Playing baseball at Manzanar (From exhibit)
As usual, I arrived at Manzanar without an appointment. I asked to talk with the Chief Interpreter and heard that she was busy. I went through the excellent exhibit and watched the film at the visitors’ center and then asked again. A few minutes later, I met Alisa Lynch, who had broken off what she was doing to spend an hour with me. I’m richer for her time.

Alisa has been at Manzanr NHS for fourteen years, even before it officially opened. She spoke from her heart about the history as well as the continuing relationship that the place has with the people incarcerated here and their descendants. She told me that the site is “conserving history of people who don’t consider themselves part of history.” She talked about all the stories of the people who were here: “This is reminder that history is about real people. I carry 10,000 lives, 10,000 stories. We don’t think of government policies in terms of real people but you can walk here where they walked. We can’t totally recreate 10,000 people in 800 buildings, but history is always relevant.”

Alisa was especially proud of the exhibit on the No-No issue. The WRA had all the internees fill out a loyalty questionnaire. Question 27 asked if they would serve in the U.S. military, while question 28 asked if they would foreswear their allegiance to the Japanese emperor Hirohito. As Alisa noted, that’s like asking “how many of you have stopped beating your pet?” Many of the internees had no allegiance to Hirohito so could not foreswear something they never had. Others did not want to serve in the military of a country that violated their civil rights. So, those who answered “no” to both questions were called No-No Boys. Considered disloyal by the WRA, they were sent to the detention center at Tule Lake. At its height, Tule Lake held 18,000 internees guarded by  1,200 Military Police. Some No-Nos were deported to Japan during the war.  The staff and consultants at Manzanar used diaries, oral histories, and donated artifacts from incarcerated families to mount this exhibit on the No-Nos. To recognize the excellent research, interpretation, and installation of this exhibit, the Organization of American Historians in 2016 awarded Manzanar NHS and Park Rangers Patricia Biggs and Rose Masters the Stanton-Horton Award.
The award winning exhibit about the Loyalty Questionnaire (Photo by Hunner)
Manzanar closed on November 21, 1945. When they left, those incarcerated were given $20 and a bus ticket back to their home city. Because these internees had sold their houses,  businesses, farms in haste, many had no place to return to, and they spent decades rebuilding their lives. Today, an annual pilgrimage attended by up to 1,000 people keeps alive the memories of Manzanar.

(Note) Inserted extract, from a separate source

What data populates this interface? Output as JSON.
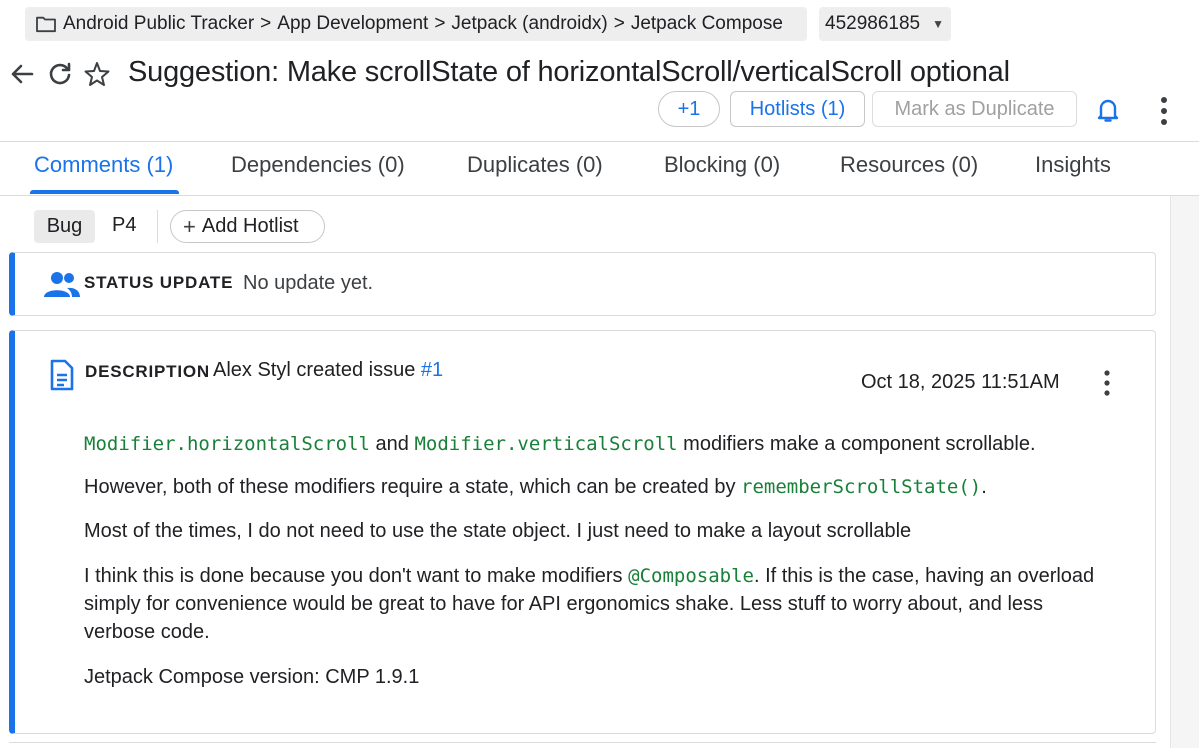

In 1988, Congress passed the Civil Liberties Act which paid former detainees $20,000. In signing the bill, President Ronald Reagan admitted that it was mistake to intern Japanese-Americans. He said: “When we violate that Constitution, we begin to unravel as a nation.” President George H.W. Bush’s apology letter sent to over 82,000 people contained the following: “A monetary sum and words alone cannot restore lost years or erase painful memories; neither can they fully convey our Nation’s resolve to rectify injustice and to uphold the rights of individuals…. But we can take a clear stand for Justice and recognize that serious injustices were done to Japanese Americans during World War II.”[3] The U.S. government has paid over $1,200,000,000 to the former detainees.

Manzanar’s auditorium (today’s visitors’ center) was built by camp residents. It held 1,280 seats and after the war, served as the Inyo County road maintenance shop for forty years. The NPS bought it from the county in 1996, and after a $3,500,000 renovation, the Manzanar NHS opened on April 24, 2004. Almost 100,000 people visited Manzanar last year.

As I left Manzanar and drove through the dry Owens Lake valley on my way to Death Valley, large dust devils buffeted my rig. This is a harsh land.

The Cemetery at Manzanr (Photo by Hunner)


[1] Interview with Mike Miyagashima by Jon Hunner at Las Cruces, NM.
[2] Accessed at the “the422.org” website, July 18, 2016.
[3] Letter from President George H.W. Bush reprinted in Park brochure.